Décidément, l’île sert de miroir à fantasmes; ainsi elle prend chez P. les couleurs de la femme étrangère qu’il a épousée et qui lui demeure impénétrable.

Tout le mystère de l’île est peut-être là : elle est et elle n’est pas, entre ce qui se masque et ce qui se dévoile. Sa puissance est d’être hors d’atteinte, sa nature étant de fuite. P. n’est pas le seul à projeter ses rêveries de défloration sur la Sardaigne. Tous ceux qui viennent d’ailleurs le savent. Le charme de cette terre âpre est fait de ce qui est caché sous sa robe de pierre.

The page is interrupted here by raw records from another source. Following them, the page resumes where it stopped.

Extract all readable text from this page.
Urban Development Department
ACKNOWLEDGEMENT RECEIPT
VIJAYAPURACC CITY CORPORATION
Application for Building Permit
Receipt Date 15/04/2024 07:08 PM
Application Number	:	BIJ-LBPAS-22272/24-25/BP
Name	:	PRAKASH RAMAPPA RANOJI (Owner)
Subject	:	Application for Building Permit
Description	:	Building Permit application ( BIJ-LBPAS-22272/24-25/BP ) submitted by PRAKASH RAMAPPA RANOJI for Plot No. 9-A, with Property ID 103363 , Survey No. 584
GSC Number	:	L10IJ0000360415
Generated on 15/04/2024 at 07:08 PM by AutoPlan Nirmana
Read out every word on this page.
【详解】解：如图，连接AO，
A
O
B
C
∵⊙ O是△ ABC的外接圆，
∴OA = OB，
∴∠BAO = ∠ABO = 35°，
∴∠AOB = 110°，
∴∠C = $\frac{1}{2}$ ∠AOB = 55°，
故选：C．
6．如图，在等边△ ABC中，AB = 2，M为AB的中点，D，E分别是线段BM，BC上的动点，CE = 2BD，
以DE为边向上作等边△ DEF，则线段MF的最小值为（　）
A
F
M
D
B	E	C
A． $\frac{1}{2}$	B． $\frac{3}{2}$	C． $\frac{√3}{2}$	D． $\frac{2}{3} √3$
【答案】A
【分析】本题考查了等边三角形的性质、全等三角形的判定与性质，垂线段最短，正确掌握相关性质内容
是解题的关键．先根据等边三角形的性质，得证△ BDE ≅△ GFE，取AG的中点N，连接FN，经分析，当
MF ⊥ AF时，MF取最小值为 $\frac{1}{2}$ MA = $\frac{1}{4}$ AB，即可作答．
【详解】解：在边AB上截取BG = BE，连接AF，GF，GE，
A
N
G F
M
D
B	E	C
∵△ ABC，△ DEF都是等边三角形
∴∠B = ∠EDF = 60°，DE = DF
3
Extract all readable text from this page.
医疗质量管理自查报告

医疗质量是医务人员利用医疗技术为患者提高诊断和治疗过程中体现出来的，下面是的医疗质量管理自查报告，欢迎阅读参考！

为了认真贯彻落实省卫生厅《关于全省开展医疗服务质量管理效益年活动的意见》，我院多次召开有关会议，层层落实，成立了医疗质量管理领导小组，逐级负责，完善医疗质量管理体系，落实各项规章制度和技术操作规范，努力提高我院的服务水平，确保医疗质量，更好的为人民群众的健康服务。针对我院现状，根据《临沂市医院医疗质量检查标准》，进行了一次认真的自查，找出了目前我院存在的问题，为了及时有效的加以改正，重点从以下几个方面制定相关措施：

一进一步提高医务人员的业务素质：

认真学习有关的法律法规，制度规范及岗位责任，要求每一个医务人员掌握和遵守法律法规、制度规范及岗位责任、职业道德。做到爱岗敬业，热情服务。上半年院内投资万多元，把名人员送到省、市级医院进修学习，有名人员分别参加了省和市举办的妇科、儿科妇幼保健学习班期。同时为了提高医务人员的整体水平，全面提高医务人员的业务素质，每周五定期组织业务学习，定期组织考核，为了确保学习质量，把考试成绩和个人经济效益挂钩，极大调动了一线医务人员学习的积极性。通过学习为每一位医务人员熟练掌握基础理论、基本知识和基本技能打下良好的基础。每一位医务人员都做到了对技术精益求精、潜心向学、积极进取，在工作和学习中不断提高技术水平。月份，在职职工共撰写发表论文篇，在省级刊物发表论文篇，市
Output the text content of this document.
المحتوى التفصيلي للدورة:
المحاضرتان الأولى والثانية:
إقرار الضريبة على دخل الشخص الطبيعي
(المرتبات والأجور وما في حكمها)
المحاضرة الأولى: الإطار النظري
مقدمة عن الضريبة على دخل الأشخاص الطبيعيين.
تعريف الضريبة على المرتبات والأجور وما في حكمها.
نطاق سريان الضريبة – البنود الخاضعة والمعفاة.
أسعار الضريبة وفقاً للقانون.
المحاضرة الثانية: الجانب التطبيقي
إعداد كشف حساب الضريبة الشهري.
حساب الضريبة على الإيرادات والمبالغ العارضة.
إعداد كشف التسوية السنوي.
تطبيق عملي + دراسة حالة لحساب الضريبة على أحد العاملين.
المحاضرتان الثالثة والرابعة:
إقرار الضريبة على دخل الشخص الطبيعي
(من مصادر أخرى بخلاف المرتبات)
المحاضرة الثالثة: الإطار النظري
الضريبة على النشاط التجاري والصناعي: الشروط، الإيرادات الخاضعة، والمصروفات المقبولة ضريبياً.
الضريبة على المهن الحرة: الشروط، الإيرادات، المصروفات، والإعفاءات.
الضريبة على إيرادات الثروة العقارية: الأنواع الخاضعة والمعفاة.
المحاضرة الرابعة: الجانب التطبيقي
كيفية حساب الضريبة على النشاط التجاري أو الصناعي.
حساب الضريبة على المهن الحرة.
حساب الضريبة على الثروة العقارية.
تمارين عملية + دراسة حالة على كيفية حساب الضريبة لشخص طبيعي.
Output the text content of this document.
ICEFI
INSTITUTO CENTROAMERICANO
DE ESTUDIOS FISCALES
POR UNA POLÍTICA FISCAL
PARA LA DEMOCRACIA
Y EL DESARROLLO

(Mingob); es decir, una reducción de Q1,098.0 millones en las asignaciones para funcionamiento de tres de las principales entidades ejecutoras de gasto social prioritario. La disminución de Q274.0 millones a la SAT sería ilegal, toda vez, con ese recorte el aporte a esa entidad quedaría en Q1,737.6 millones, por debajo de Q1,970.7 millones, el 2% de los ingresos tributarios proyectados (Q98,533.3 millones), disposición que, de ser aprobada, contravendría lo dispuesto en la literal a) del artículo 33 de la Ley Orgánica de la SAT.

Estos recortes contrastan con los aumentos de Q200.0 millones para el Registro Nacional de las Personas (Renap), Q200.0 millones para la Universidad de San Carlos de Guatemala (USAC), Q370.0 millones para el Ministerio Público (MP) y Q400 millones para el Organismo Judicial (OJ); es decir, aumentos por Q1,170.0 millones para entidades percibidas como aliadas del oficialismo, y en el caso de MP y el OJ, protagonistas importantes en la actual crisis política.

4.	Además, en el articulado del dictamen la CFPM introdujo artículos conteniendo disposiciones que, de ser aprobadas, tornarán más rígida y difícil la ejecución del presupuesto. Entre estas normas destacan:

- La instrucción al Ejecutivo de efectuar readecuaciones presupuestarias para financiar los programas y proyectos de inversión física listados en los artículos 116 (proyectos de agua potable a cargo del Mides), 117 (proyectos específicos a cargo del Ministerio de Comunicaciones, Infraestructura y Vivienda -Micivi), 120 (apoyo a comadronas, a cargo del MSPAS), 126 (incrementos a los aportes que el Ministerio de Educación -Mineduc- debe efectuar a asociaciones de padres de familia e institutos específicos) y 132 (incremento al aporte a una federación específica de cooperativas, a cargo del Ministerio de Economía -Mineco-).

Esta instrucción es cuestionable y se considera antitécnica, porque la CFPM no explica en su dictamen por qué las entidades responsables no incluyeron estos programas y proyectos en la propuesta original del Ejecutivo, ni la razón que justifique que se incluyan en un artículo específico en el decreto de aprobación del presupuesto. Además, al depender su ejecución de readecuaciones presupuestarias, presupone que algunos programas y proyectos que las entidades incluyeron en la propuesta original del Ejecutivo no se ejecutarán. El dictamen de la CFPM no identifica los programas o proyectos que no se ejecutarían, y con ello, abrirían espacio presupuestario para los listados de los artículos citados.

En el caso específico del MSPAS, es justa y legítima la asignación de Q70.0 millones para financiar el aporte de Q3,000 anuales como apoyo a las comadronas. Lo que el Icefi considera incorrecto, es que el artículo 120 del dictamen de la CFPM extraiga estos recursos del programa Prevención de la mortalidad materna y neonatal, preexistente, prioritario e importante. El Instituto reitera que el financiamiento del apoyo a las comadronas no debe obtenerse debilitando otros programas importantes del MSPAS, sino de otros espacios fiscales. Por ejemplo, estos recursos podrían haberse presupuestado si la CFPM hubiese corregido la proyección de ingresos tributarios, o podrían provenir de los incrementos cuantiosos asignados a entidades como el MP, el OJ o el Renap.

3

On m’a parlé récemment d’une vierge à la beauté noire, dont l’origine est incertaine. Elle serait née au fond des grottes, dans le sein matriciel et mortuaire de la terre. La liaison est immémoriale dans l’imaginaire humain entre la mère et la mort, la mort et l’amor. Ainsi, sans le savoir, j’ai touché le sol d’une île où le substrat des anciennes religions matriarcales est resté très prégnant. Comment ne pas m’y abîmer ? La Sardaigne porte des idoles en elle; mi-aimantes mi-terribles, elles effraient, ou bien elles-mêmes autrefois effrayées, elles restent là, immobiles, pétrifiées dans la stupeur de l’horreur de la fuite éperdue dont elles furent témoins.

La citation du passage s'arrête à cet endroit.